If the athlete feels great, we perform a full body multi-joint lift. For starting pitchers, it just comes down to their start day. Find out when you are pitching and work backwards from the start date. Make sure to get in 2-3 days of good strength training per week!
Exercise Selection
A dedicated athlete will have trained hard throughout the off-season months leading up to the season, which means exercise selection doesn’t change much.
Keeping it simple, athletes may perform the following:
- 4 to 5 exercises
- Anywhere from 2-8 sets of 2-5 reps.
- Intensity is high and volume is low.
We want to maintain the strength gains made during the off-season and even continue to make gains! Keep in mind that the season is really April and May, June if the team makes playoffs. Don’t take these 2 months off from lifting!
Sample Workout May Look Like This
- Soft Tissue Series
- Dynamic Warm-Up/Mobility/Movement Prep
- Power Exercise – Volume low, Intensity High
- Hinge
- Squat
- Push
- Pull
- Carry
- Recovery
In-Season Nutrition
If you eat like sh*t now, you’ll eat like sh*t during the season.
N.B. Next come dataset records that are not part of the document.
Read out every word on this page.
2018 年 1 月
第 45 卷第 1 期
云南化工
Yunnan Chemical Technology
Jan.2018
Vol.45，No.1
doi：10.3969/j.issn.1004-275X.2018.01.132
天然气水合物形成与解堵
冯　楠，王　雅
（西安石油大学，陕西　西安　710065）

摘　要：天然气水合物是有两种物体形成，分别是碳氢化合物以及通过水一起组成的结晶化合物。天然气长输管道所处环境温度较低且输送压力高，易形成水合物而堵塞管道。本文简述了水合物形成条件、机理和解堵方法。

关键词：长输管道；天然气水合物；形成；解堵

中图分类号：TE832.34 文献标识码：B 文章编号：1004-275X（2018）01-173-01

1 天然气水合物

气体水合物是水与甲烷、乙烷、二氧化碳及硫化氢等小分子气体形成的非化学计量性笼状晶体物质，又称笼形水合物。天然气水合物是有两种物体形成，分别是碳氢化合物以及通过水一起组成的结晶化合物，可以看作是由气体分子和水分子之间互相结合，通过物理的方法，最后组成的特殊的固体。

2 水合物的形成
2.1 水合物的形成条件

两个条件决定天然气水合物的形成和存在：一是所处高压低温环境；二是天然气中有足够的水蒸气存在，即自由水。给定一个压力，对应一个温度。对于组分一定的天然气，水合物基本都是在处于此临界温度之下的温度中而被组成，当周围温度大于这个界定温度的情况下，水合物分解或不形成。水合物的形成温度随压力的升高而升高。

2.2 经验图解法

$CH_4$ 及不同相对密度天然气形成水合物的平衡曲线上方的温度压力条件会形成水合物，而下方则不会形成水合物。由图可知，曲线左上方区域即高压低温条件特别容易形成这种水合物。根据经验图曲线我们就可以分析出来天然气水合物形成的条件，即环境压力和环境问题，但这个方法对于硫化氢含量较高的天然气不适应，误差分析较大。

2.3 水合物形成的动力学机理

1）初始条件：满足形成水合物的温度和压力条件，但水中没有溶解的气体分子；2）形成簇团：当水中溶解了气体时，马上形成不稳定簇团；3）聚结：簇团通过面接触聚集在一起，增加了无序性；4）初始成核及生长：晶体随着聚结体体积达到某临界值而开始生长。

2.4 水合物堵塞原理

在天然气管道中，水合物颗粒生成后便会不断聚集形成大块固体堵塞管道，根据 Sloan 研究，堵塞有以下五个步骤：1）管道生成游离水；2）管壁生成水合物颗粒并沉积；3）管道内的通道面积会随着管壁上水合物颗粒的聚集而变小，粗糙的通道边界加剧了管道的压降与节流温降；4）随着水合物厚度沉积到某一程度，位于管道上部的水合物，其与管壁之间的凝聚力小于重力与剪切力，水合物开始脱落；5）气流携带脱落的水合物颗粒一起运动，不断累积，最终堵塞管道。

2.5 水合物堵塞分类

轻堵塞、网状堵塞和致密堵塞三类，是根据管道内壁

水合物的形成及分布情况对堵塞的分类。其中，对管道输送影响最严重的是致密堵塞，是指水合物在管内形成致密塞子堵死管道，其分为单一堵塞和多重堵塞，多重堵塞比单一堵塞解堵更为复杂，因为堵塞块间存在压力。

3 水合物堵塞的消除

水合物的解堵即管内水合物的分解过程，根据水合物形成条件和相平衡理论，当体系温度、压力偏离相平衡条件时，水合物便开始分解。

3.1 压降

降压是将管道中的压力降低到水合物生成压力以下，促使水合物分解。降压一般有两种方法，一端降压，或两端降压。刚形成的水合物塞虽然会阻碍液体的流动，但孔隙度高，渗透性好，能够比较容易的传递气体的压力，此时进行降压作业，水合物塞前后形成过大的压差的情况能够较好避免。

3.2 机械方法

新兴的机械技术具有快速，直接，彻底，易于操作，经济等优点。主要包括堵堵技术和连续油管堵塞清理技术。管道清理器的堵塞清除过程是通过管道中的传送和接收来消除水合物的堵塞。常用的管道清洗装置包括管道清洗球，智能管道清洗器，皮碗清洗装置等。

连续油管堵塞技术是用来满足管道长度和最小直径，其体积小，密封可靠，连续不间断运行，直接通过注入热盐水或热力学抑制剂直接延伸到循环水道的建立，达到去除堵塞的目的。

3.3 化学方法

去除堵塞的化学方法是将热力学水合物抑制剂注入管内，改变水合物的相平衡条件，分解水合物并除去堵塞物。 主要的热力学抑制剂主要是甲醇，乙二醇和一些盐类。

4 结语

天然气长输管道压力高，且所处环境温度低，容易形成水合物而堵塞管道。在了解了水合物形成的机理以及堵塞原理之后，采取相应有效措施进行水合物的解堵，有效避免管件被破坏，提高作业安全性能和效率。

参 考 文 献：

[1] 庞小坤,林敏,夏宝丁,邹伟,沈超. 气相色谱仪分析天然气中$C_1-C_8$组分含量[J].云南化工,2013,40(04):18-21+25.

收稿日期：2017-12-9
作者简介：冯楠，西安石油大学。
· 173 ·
But we’re human, we can make changes, whataya say?
The goal is to minimize the amount of weight loss and maintain strength/power during the season. By eating properly throughout the season will help minimize the amount of weight loss. You all should have access to the AB Fuel eBook so follow those guidelines and plan accordingly.
Key Points
- Weigh in each week
- Eat quality calories and make sure food intake is high in nutrient dense foods
- Limit processed or refined foods (cookies, chips, fatty meats and soda)
- Focus on lean proteins, fresh fruits and vegetables and whole grains
- Eat whenever you are hungry
- Supplement NSF certified products if necessary
- I recommend Fish Oils (3-4 grams daily)
Final Thoughts
Come in, train hard, and get your work in. Don’t neglect this important piece of the training year. Your body, your teammates and your coaches will appreciate the time and effort you’ve put in to become a physically better athlete.
Just remember there is always someone better than you, working their butt off. Don’t let them work harder than you!